- Nakahagi Station in 2011

General information
- Location: Ojoin, Niihama-shi, Ehime-ken 792-0060 Japan
- Coordinates: 33°55′34″N 133°15′11″E﻿ / ﻿33.9260°N 133.2530°E
- Operator: JR Shikoku
- Line: ■ Yosan Line
- Distance: 107.9 km from Takamatsu
- Platforms: 2 side platforms
- Tracks: 2 + 1 siding

Construction
- Structure type: At grade
- Accessible: No - platforms linked by footbridge

Other information
- Status: Unstaffed
- Station code: Y30

History
- Opened: 21 September 1921

Passengers
- FY2019: 222

= Nakahagi Station =

Railway station in Niihama, Ehime Prefecture, Japan

Nakahagi Station (中萩駅, Nakahagi-eki) is a passenger railway station located in the city of Niihama, Ehime Prefecture, Japan.
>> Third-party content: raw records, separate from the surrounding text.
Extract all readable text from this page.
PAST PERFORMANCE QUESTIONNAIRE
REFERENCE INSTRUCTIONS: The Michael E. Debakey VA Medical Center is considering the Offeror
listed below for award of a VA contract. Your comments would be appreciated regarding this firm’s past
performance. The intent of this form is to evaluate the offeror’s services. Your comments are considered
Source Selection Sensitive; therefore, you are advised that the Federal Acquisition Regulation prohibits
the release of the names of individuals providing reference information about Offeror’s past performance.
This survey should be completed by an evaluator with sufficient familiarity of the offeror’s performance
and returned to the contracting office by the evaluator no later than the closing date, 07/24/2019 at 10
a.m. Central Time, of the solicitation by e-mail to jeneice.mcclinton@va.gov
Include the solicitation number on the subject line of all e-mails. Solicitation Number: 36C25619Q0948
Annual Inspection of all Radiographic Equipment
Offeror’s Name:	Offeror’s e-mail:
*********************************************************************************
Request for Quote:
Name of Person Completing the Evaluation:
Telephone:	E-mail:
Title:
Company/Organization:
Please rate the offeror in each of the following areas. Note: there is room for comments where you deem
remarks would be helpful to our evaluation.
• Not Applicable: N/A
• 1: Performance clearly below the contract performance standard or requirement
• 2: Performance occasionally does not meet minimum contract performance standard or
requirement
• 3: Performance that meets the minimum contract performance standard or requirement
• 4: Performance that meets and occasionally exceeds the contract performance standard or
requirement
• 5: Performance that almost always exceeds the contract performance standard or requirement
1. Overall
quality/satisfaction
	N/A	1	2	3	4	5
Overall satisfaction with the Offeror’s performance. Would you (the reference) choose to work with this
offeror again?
It is operated by JR Shikoku and has the station number "Y30".

==Lines==
Nakahagi Station is served by the JR Shikoku Yosan Line and is located 107.9 km from the beginning of the line at Takamatsu. Yosan line local, Rapid Sunport, and Nanpū Relay services stop at the station.

==Layout==
The station, which is unstaffed, consists of two opposed side platforms serving two tracks. The station building is unstaffed and serves only as a waiting room. Access to the opposite side platform is by means of a footbridge. A siding branches off line 1 and leads to a disused freight platform.

==Adjacent stations==

| « |  | Service | » |  |
Yosan Line
| Niihama |  | Rapid Sunport | Iyo-Saijō |  |
| Niihama |  | Nanpū Relay | Iyo-Saijō |  |
| Niihama |  | Local | Iyo-Saijō |  |

==History==
Nakahagi Station opened on 21 September 1921 on the then Sanuki Line. At that time the station was operated by Japanese Government Railways, later becoming Japanese National Railways (JNR). With the privatization of JNR on 1 April 1987, control of the station passed to JR Shikoku.

==Surrounding area==
There is a small station square in front of the station, and a road leading to Japan National Route 11 extends south from there. The area around the station is a residential area, but there are no shops in front of the station.